Ayrıca devlet, maliklere yardımcı olarak varsa anlaşmayanların paylarının ya paydaşlara ya da 3. kişilere satışını organize eder, çoğunluğun kararına katılmayan arsa sahibinin payı satılıncaya kadar satış işlemini yeniler.
Eğer muhalifin payı satılmazsa bu payı almaz. Satılıncaya kadar satış işlemini yenilerler fakat kanunun ilgili maddesi gereğince riskli yapı yani yapı yıkılmışsa arsanın maliklerine yapılan tebligatı izleyen 30 gün içerisinde malikler salt çoğunlukla anlaşamazsa Bakanlık, idare ya da Toplu Konut İdaresi Başkanlığı tarafından bu arsa acele kamulaştırmaya konu olabilir."
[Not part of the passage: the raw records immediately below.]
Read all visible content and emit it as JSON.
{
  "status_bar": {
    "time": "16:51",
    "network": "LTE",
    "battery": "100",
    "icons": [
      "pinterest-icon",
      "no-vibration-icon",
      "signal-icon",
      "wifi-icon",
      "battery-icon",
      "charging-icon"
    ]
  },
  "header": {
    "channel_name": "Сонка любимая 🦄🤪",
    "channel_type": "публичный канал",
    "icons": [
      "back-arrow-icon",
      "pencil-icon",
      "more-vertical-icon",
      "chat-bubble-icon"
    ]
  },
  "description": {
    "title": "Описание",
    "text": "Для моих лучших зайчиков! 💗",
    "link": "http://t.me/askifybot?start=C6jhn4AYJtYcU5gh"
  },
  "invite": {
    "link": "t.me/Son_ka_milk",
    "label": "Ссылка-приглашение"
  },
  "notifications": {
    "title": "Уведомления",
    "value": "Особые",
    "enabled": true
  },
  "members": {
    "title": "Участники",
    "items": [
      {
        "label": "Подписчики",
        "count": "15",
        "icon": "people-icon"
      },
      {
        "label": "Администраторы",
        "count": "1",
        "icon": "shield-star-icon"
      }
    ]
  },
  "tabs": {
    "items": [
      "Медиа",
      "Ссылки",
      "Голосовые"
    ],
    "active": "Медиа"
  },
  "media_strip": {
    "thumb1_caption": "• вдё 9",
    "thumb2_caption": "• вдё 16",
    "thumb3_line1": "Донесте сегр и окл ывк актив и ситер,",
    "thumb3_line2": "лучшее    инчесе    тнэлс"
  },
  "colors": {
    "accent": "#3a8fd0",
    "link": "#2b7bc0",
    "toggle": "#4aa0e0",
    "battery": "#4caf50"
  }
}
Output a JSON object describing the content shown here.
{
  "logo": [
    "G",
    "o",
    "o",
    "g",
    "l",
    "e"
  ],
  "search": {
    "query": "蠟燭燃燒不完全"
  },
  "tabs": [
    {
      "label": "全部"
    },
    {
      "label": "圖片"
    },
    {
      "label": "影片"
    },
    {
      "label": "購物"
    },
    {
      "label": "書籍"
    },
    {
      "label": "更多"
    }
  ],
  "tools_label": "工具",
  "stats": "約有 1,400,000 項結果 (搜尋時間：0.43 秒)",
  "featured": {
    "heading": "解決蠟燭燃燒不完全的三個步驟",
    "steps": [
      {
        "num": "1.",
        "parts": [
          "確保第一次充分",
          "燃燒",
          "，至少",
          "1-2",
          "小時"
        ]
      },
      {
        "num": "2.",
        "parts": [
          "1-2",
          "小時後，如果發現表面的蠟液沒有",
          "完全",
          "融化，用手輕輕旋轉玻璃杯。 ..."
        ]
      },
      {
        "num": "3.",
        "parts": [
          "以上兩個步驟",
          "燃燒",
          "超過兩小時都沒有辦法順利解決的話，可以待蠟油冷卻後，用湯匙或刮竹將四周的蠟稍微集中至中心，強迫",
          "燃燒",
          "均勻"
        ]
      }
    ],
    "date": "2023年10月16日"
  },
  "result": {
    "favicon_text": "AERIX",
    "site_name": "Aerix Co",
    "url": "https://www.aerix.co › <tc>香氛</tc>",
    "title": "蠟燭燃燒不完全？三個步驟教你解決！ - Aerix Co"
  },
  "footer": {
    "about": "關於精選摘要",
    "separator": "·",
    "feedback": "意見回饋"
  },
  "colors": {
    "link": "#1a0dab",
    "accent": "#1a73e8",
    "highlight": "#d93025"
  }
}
Yaptığı açıklamada pek çok kişinin gündeminde yer alan kentsel dönüşüm sürecinde en sık karşılaşılan hukuki problemlerden bir tanesinin, çoğunluğu sağlayan maliklerin azınlıktaki kat maliklerine adil olmayan şartlar dayatması olduğunu kaydeden Kentsel Dönüşüm ve Hukuk Platformu Başkanı Prof. Dr. Gürsel Öngören, söz konusu bu durumun mülkiyet hakkı açısından ciddi sorunlar doğurduğunu belirtti.
Açıklamasında ayrıca arsa payı dağılımının da dönüşüm sürecinde çok sayıda davaya konu olduğunu kaydeden Kentsel Dönüşüm ve Hukuk Platformu Başkanı Prof. Dr. Öngören, "Eski binada dikkate alınmayan arsa payları, dönüşüm süreciyle beraber büyük sorunlara sebep oluyor. Bu sebeple yurttaşların arsa payı düzeltme davası açma hakkının olduğunu bilmeleri gerekli.” diye konuştu.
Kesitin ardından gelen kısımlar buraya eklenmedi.